Building a Trading-Hours Compliance Architecture
For practitioners, the lesson of the timeline regime is that compliance must be engineered in advance, not improvised after the event. A robust architecture has several features. First, a board-approved materiality policy under Regulation 30(4), with designated key managerial personnel authorised to take the materiality call in real time. Second, pre-drafted intimation templates for every foreseeable board outcome, so that the thirty-minute or three-hour window can be met mechanically. Third, an escalation protocol defining when an officer is treated as having become “aware through a credible source”, anchoring the start of the twelve-hour and twenty-four-hour clocks.
Fourth, a rumour-response playbook aligned to Regulation 30(11) and the Industry Standards Note, with monitoring of price movements during trading hours and a clear chain of authority to confirm or deny within the day. Fifth, disciplined website hosting under Regulation 30(8) so the disclosure record is preserved. Together these turn an unforgiving stopwatch into a manageable routine. The broader compliance calendar and the role of the board in supervising it are addressed in Common Obligations of Listed Entities, and the full set of chapters is collected on the SEBI LODR notes hub.
Frequently asked questions
How quickly must a board decision be disclosed under SEBI LODR?
Within thirty minutes of the closure of the board meeting in which the decision was taken, under Regulation 30(6). If the meeting closes after trading hours but more than three hours before the next trading session opens, the entity gets three hours from closure instead.
What is the difference between the twelve-hour and twenty-four-hour windows?

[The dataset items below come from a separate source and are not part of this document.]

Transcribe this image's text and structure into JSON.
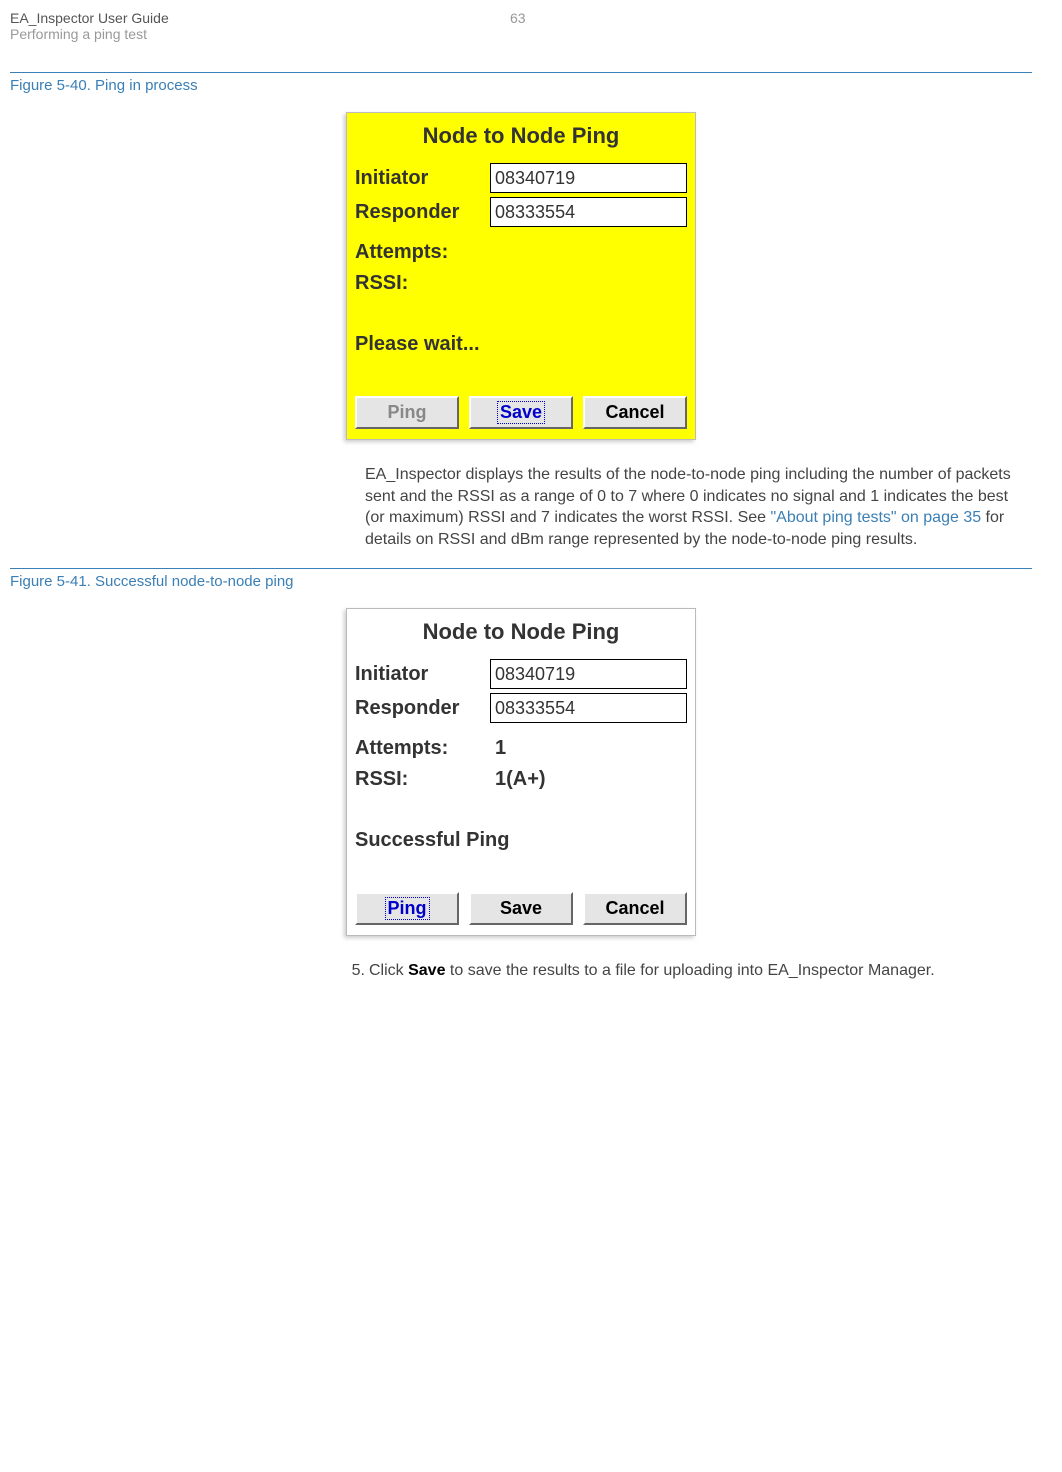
{
  "header": {
    "title": "EA_Inspector User Guide",
    "subtitle": "Performing a ping test",
    "page_number": "63"
  },
  "figure1": {
    "caption": "Figure 5-40. Ping in process",
    "title": "Node to Node Ping",
    "initiator_label": "Initiator",
    "initiator_value": "08340719",
    "responder_label": "Responder",
    "responder_value": "08333554",
    "attempts_label": "Attempts:",
    "attempts_value": "",
    "rssi_label": "RSSI:",
    "rssi_value": "",
    "status": "Please wait...",
    "btn_ping": "Ping",
    "btn_save": "Save",
    "btn_cancel": "Cancel"
  },
  "paragraph1": {
    "before_link": "EA_Inspector displays the results of the node-to-node ping including the number of packets sent and the RSSI as a range of 0 to 7 where 0 indicates no signal and 1 indicates the best (or maximum) RSSI and 7 indicates the worst RSSI. See ",
    "link": "\"About ping tests\" on page 35",
    "after_link": " for details on RSSI and dBm range represented by the node-to-node ping results."
  },
  "figure2": {
    "caption": "Figure 5-41. Successful node-to-node ping",
    "title": "Node to Node Ping",
    "initiator_label": "Initiator",
    "initiator_value": "08340719",
    "responder_label": "Responder",
    "responder_value": "08333554",
    "attempts_label": "Attempts:",
    "attempts_value": "1",
    "rssi_label": "RSSI:",
    "rssi_value": "1(A+)",
    "status": "Successful Ping",
    "btn_ping": "Ping",
    "btn_save": "Save",
    "btn_cancel": "Cancel"
  },
  "step5": {
    "number": "5.",
    "before_bold": "Click ",
    "bold": "Save",
    "after_bold": " to save the results to a file for uploading into EA_Inspector Manager."
  }
}
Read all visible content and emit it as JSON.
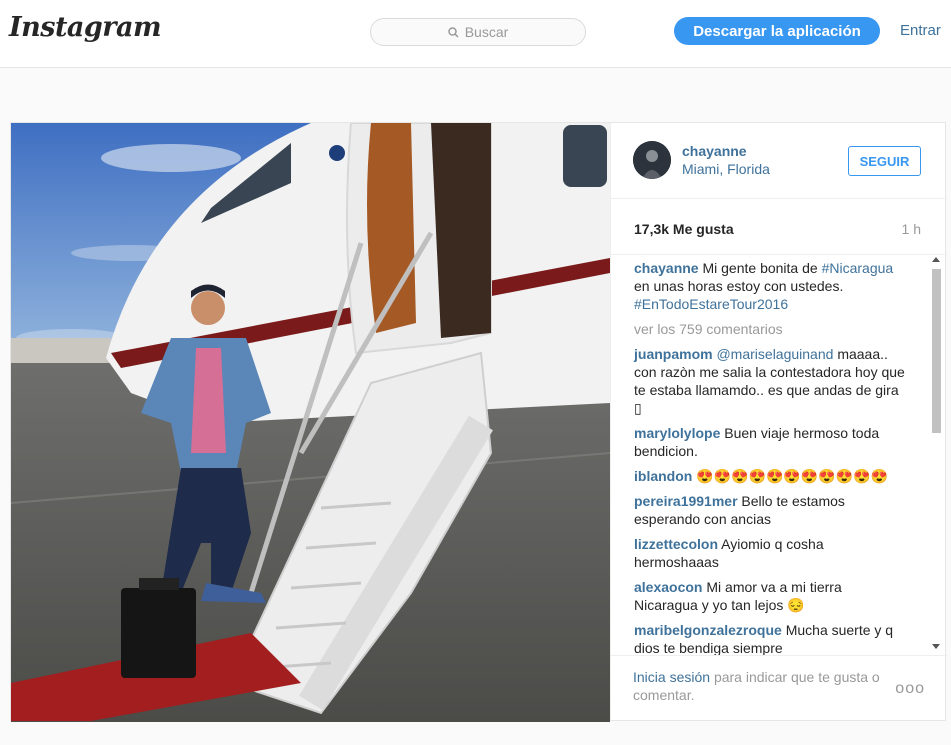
{
  "header": {
    "logo": "Instagram",
    "search_placeholder": "Buscar",
    "download_label": "Descargar la aplicación",
    "login_label": "Entrar"
  },
  "post": {
    "username": "chayanne",
    "location": "Miami, Florida",
    "follow_label": "SEGUIR",
    "likes": "17,3k Me gusta",
    "time": "1 h",
    "caption_user": "chayanne",
    "caption_text": "Mi gente bonita de",
    "caption_tag1": "#Nicaragua",
    "caption_text2": "en unas horas estoy con ustedes.",
    "caption_tag2": "#EnTodoEstareTour2016",
    "more_comments": "ver los 759 comentarios",
    "comments": [
      {
        "user": "juanpamom",
        "mention": "@mariselaguinand",
        "text": "maaaa.. con razòn me salia la contestadora hoy que te estaba llamamdo.. es que andas de gira ▯"
      },
      {
        "user": "marylolylope",
        "text": "Buen viaje hermoso toda bendicion."
      },
      {
        "user": "iblandon",
        "text": "😍😍😍😍😍😍😍😍😍😍😍"
      },
      {
        "user": "pereira1991mer",
        "text": "Bello te estamos esperando con ancias"
      },
      {
        "user": "lizzettecolon",
        "text": "Ayiomio q cosha hermoshaaas"
      },
      {
        "user": "alexaocon",
        "text": "Mi amor va a mi tierra Nicaragua y yo tan lejos 😔"
      },
      {
        "user": "maribelgonzalezroque",
        "text": "Mucha suerte y q dios te bendiga siempre"
      }
    ],
    "login_link": "Inicia sesión",
    "login_hint": "para indicar que te gusta o comentar.",
    "more_options": "ooo"
  }
}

The twelve-hour window applies where the material event or information emanates from within the listed entity (such as an internal management decision). The twenty-four-hour window applies where it does not emanate from within — typically orders or notices received from a court, tribunal or regulator.
When does the disclosure clock start running?
Under the Industry Standards Note made mandatory from 1 December 2024, the clock begins only when an officer of the entity (within the Companies Act, 2013 meaning) first becomes aware of the event through a credible source — not from a stray rumour or unverified report.
Do media reports relieve a listed entity of its duty to disclose?
No. While in FCRPL v SEBI (SAT, 2024) and Hindustan Lever Ltd v SEBI (1998) 18 SCL 311 widespread media coverage was relevant to whether information remained unpublished for insider-trading purposes, the affirmative LODR duty — especially the Regulation 30(11) duty to confirm, deny or clarify — is independent. The Reliance–Facebook–Jio penalty confirms speculation in the press is no safe harbour.
What was decided in the Reliance–Facebook–Jio disclosure case?
SEBI imposed a Rs 30 lakh penalty in June 2022 for RIL’s failure to promptly confirm or deny media reports of Facebook’s Jio investment, which surfaced in late March 2020 but were intimated only on 22 April 2020. The SAT dismissed RIL’s appeal on 2 May 2025 and the Supreme Court declined to interfere in December 2025, upholding the penalty as a fair-disclosure breach.
What is the quantitative materiality threshold introduced in 2023?
An event is material if its value or expected impact exceeds the lower of two per cent of turnover, two per cent of net worth, or five per cent of the three-year average of the absolute value of profit or loss after tax, on the most recent audited consolidated financials — effective from 14 July 2023 under the Second Amendment.